Early Conversion to Belatacept in Kidney Transplant Recipients With Low Glomerular Filtration Rate.

Author information

1
Department of Medicine, Mayo Clinic, Phoenix, AZ.
2
Department of Health Science Research, Mayo Clinic, Rochester, MN.

Abstract

BACKGROUND:

Our aim was to determine the impact of converting from tacrolimus to belatacept in patients with stable low estimated glomerular filtration rate (eGFR) early after kidney transplant.

METHODS:

This is a single-center retrospective case control study.

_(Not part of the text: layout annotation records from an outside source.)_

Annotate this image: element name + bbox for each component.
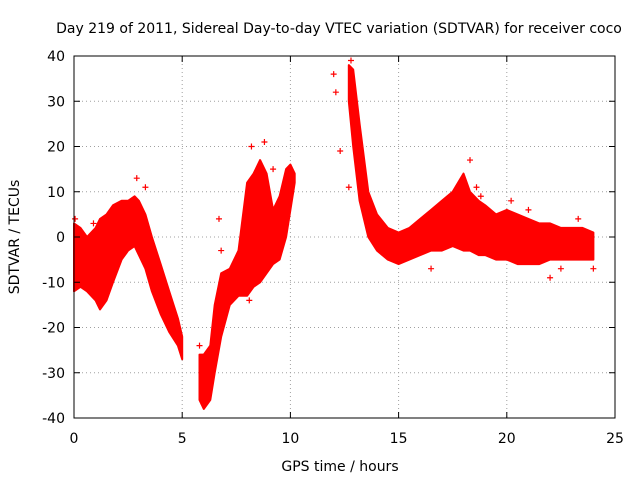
data-point-plus <box>261 138 268 145</box>
x-tick-label: 15 <box>390 431 408 447</box>
data-point-plus <box>428 265 435 272</box>
data-point-plus <box>330 71 337 78</box>
data-point-plus <box>575 215 582 222</box>
data-point-plus <box>347 57 354 64</box>
data-point-plus <box>142 184 149 191</box>
x-tick-label: 20 <box>498 431 516 447</box>
data-point-plus <box>246 297 253 304</box>
y-axis-ticks: -40 -30 -20 -10 0 10 20 30 40 <box>42 49 615 427</box>
data-point-plus <box>473 184 480 191</box>
x-tick-label: 0 <box>70 431 79 447</box>
data-point-plus <box>345 184 352 191</box>
data-point-plus <box>270 166 277 173</box>
data-point-plus <box>332 89 339 96</box>
data-point-plus <box>590 265 597 272</box>
data-point-plus <box>467 157 474 164</box>
data-point-plus <box>200 401 207 408</box>
y-tick-label: -40 <box>42 411 65 427</box>
y-tick-label: -30 <box>42 366 65 382</box>
data-band <box>198 159 296 410</box>
series-sdtvar <box>73 64 595 410</box>
x-axis-ticks: 0 5 10 15 20 25 <box>70 56 624 447</box>
y-tick-label: 20 <box>47 140 65 156</box>
y-tick-label: 0 <box>56 230 65 246</box>
x-tick-label: 25 <box>606 431 624 447</box>
data-point-plus <box>508 197 515 204</box>
data-point-plus <box>525 206 532 213</box>
data-point-plus <box>477 193 484 200</box>
y-tick-label: -10 <box>42 275 65 291</box>
data-point-plus <box>72 215 79 222</box>
data-band <box>347 64 595 266</box>
x-axis-label: GPS time / hours <box>281 459 398 475</box>
data-point-plus <box>196 342 203 349</box>
data-point-plus <box>460 179 467 186</box>
data-band <box>73 195 184 361</box>
data-point-plus <box>133 175 140 182</box>
x-tick-label: 10 <box>281 431 299 447</box>
data-point-plus <box>241 270 248 277</box>
data-point-plus <box>215 215 222 222</box>
data-point-plus <box>90 220 97 227</box>
y-tick-label: -20 <box>42 321 65 337</box>
y-tick-label: 30 <box>47 94 65 110</box>
y-tick-label: 10 <box>47 185 65 201</box>
x-tick-label: 5 <box>178 431 187 447</box>
data-point-plus <box>547 274 554 281</box>
y-axis-label: SDTVAR / TECUs <box>7 180 23 295</box>
data-point-plus <box>248 143 255 150</box>
y-tick-label: 40 <box>47 49 65 65</box>
scatter-points <box>72 57 597 408</box>
data-point-plus <box>337 148 344 155</box>
chart-title: Day 219 of 2011, Sidereal Day-to-day VTE… <box>56 21 622 37</box>
data-point-plus <box>557 265 564 272</box>
data-point-plus <box>218 247 225 254</box>
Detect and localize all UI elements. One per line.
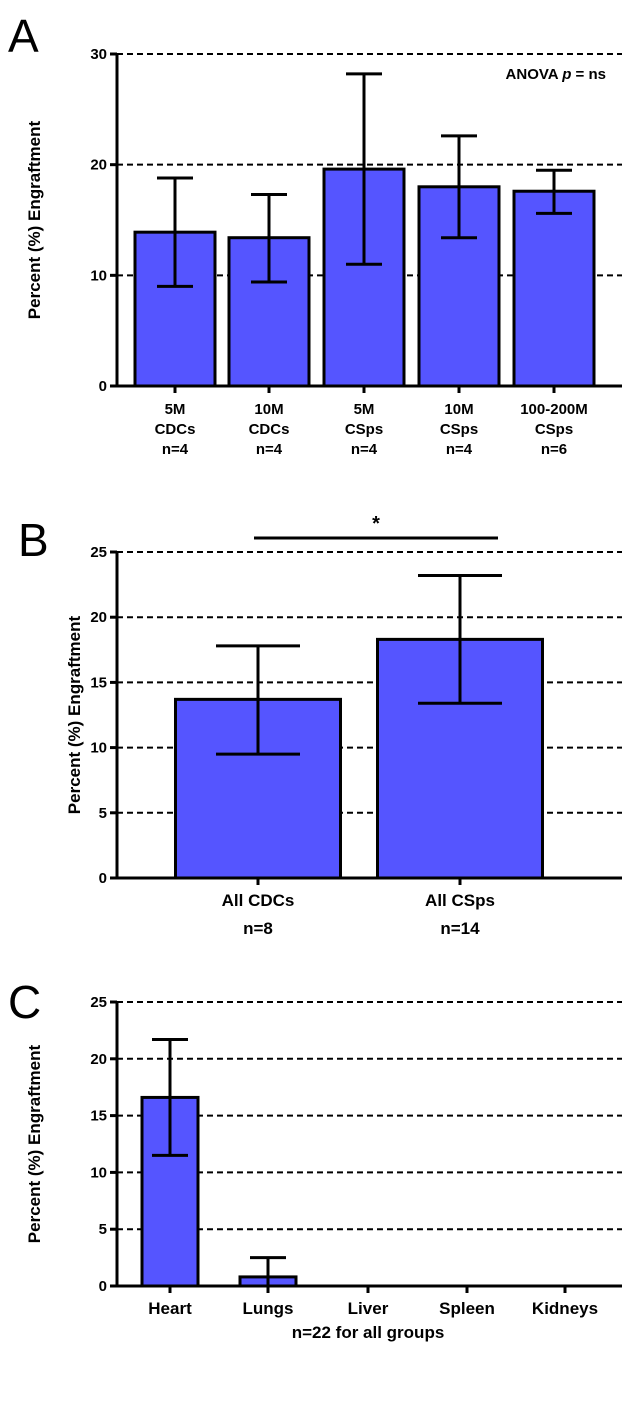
category-label: n=6 — [541, 441, 567, 458]
category-label: All CDCs — [222, 891, 295, 910]
annotation-prefix: ANOVA — [506, 66, 563, 83]
y-axis-label: Percent (%) Engraftment — [65, 615, 84, 814]
panel-b: B 0 5 10 15 20 25 All CDCs n=8 All CSps n=14 Percen… — [18, 513, 622, 938]
panel-c: C 0 5 10 15 20 25 Heart Lungs Liver Spleen Kidneys P… — [8, 976, 622, 1342]
category-label: 5M — [354, 401, 375, 418]
y-tick-label: 20 — [90, 157, 107, 174]
y-tick-label: 0 — [99, 378, 107, 395]
panel-letter: B — [18, 514, 49, 566]
category-label: CSps — [440, 421, 478, 438]
category-label: n=4 — [256, 441, 283, 458]
y-tick-label: 30 — [90, 46, 107, 63]
category-label: All CSps — [425, 891, 495, 910]
y-tick-label: 25 — [90, 544, 107, 561]
category-label: CSps — [535, 421, 573, 438]
y-tick-label: 5 — [99, 1221, 107, 1238]
y-tick-label: 20 — [90, 609, 107, 626]
category-label: 10M — [444, 401, 473, 418]
y-tick-label: 10 — [90, 740, 107, 757]
category-label: CDCs — [155, 421, 196, 438]
category-label: Lungs — [243, 1299, 294, 1318]
category-label: n=4 — [351, 441, 378, 458]
y-axis-label: Percent (%) Engraftment — [25, 120, 44, 319]
panel-a: A 0 10 20 30 5M CDCs n=4 10M CDCs n=4 5M CSps n=4 10M C… — [8, 10, 622, 458]
y-tick-label: 10 — [90, 1164, 107, 1181]
category-label: 5M — [165, 401, 186, 418]
y-tick-label: 0 — [99, 1278, 107, 1295]
x-axis-label: n=22 for all groups — [292, 1323, 445, 1342]
category-label: Kidneys — [532, 1299, 598, 1318]
significance-marker: * — [372, 513, 380, 535]
y-axis-label: Percent (%) Engraftment — [25, 1044, 44, 1243]
anova-annotation: ANOVA p = ns — [506, 66, 606, 83]
bar — [512, 189, 596, 388]
y-tick-label: 5 — [99, 805, 107, 822]
category-label: n=4 — [446, 441, 473, 458]
category-label: 100-200M — [520, 401, 588, 418]
annotation-suffix: = ns — [571, 66, 606, 83]
category-label: CDCs — [249, 421, 290, 438]
y-tick-label: 10 — [90, 267, 107, 284]
category-label: Heart — [148, 1299, 192, 1318]
panel-letter: C — [8, 976, 41, 1028]
category-label: 10M — [254, 401, 283, 418]
category-label: n=8 — [243, 919, 273, 938]
category-label: Spleen — [439, 1299, 495, 1318]
annotation-p: p — [561, 66, 571, 83]
category-label: n=14 — [440, 919, 480, 938]
y-tick-label: 15 — [90, 1108, 107, 1125]
category-label: CSps — [345, 421, 383, 438]
category-label: Liver — [348, 1299, 389, 1318]
category-label: n=4 — [162, 441, 189, 458]
panel-letter: A — [8, 10, 39, 62]
y-tick-label: 15 — [90, 674, 107, 691]
y-tick-label: 20 — [90, 1051, 107, 1068]
y-tick-label: 0 — [99, 870, 107, 887]
y-tick-label: 25 — [90, 994, 107, 1011]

During this study period, we had a clinical protocol to convert patients to belatacept if they had a stable but low GFR and they were at least 1-month posttransplant. Eligible patients had stable but low eGFR usually < 40 mL/min per 1.73 m. We used direct matching to select 1 control case for each patient converted to belatacept. The primary outcome was the change in eGFR from the point of belatacept conversion to 4 months postconversion (delta eGFR).

RESULTS:

There were 30 patients in the conversion group and 30 in a direct matched control group. The median preconversion eGFR for the entire cohort was 23.0 mL/min per 1.73 m with an interquartile range of 15.7 to 31.4. The delta eGFR was 11.0 (12.9) mL/min per 1.73 m in belatacept group and 4.8 (10.5) mL/min per 1.73 m in the control group (P = 0.045). Acute rejection postconversion occurred in 5 (16.7%) in the conversion group and none of the control group (P = 0.052). Although the delta improvement in eGFR was about 6 mL/min better in the Belatacept group, there was no difference in the slope of inverse creatinine during the 12-month period after conversion between the groups.

CONCLUSIONS:

We conclude that early belatacept conversion in kidney transplant recipients with stable low eGFR may only result in a modest increase in GFR.